Gangguan listrik berskala besar tersebut menyebabkan aktivitas masyarakat terganggu dan sejumlah kawasan mengalami gelap total selama beberapa jam.
Informasi yang dihimpun menyebutkan, pemadaman terjadi hampir bersamaan di berbagai daerah sekitar pukul 18.44 WIB. Warga di sejumlah kota mengeluhkan terhentinya aktivitas rumah tangga, layanan usaha, hingga gangguan jaringan komunikasi akibat listrik padam mendadak.
Pihak PLN menjelaskan gangguan berasal dari sistem kelistrikan Sumatera Bagian Utara (Sumbagut), tepatnya pada sisi gardu induk pembangkitan dan jaringan transmisi. Akibat gangguan tersebut, pasokan listrik di beberapa provinsi terdampak secara luas.
Di sejumlah daerah, warga memilih keluar rumah mencari Cafe yang ada genset karena kondisi lingkungan gelap gulita.
Hal terpantau di sejumlah cafe bireuen sampai ke Pidie, masyarakat berkumpul di cafe yang ada listrik sumber genset.

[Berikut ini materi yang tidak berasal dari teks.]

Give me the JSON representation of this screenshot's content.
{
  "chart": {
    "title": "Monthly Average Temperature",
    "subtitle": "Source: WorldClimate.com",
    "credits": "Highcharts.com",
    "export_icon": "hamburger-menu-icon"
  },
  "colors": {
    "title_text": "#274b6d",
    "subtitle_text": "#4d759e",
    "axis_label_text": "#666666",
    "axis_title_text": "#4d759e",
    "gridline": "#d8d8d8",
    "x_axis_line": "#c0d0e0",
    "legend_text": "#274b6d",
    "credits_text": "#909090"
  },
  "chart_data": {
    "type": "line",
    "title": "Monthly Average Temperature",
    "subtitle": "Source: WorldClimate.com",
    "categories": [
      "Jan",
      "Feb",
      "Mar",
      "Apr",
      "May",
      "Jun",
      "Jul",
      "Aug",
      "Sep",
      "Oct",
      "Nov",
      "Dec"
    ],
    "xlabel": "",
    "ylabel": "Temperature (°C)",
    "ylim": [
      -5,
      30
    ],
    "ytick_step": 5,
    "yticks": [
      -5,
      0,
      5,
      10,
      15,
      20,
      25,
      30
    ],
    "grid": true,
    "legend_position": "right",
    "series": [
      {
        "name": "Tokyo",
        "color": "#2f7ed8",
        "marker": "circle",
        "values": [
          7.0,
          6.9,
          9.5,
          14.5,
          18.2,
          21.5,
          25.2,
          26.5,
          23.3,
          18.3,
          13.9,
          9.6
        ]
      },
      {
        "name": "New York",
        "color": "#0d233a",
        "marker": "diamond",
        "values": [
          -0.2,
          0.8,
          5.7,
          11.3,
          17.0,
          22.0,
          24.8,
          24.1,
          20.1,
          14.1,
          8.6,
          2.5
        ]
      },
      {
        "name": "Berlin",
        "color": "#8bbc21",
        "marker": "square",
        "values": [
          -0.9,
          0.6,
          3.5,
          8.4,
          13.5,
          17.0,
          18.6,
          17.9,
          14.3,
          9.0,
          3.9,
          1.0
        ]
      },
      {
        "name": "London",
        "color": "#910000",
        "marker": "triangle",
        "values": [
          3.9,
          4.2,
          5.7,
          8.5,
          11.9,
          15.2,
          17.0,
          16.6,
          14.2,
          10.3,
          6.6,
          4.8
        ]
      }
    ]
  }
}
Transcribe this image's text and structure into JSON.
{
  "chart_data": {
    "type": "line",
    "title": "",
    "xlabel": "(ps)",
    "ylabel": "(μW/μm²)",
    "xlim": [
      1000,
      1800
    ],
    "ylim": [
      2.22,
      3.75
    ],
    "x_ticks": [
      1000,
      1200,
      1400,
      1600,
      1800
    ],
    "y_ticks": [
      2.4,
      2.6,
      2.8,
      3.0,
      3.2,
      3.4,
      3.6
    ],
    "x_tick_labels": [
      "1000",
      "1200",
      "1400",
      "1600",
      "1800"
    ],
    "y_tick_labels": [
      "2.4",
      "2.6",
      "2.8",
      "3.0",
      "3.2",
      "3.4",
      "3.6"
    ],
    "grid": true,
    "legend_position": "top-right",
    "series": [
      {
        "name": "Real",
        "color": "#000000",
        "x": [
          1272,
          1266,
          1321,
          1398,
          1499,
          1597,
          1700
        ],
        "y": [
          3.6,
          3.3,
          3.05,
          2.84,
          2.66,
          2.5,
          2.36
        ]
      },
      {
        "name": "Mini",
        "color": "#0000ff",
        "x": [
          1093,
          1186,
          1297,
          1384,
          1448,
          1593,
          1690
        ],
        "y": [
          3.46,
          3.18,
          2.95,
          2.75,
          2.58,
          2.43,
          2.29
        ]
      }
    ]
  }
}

Beberapa pusat aktivitas masyarakat dilaporkan sempat lumpuh, sementara pengguna media sosial ramai membagikan kondisi pemadaman yang terjadi hampir serentak di berbagai wilayah Sumatera.
PLN juga mengungkapkan bahwa pemadaman massal dipicu gangguan pada jaringan transmisi tegangan tinggi 275 kV yang menyebabkan sistem kelistrikan terpisah dan berdampak pada distribusi energi di wilayah Sumbagut. Proses pemulihan dilakukan secara bertahap dengan mengerahkan petugas di sejumlah titik jaringan.
Hingga Jumat malam, 22 Mei 2026, proses normalisasi pasokan listrik masih terus dilakukan. PLN meminta masyarakat tetap tenang dan bersabar selama proses pemulihan berlangsung.
Sampai pagi ini Sabtu, 23 Mei 2026 belum ada tanda tanda listrik akan hidup kembali.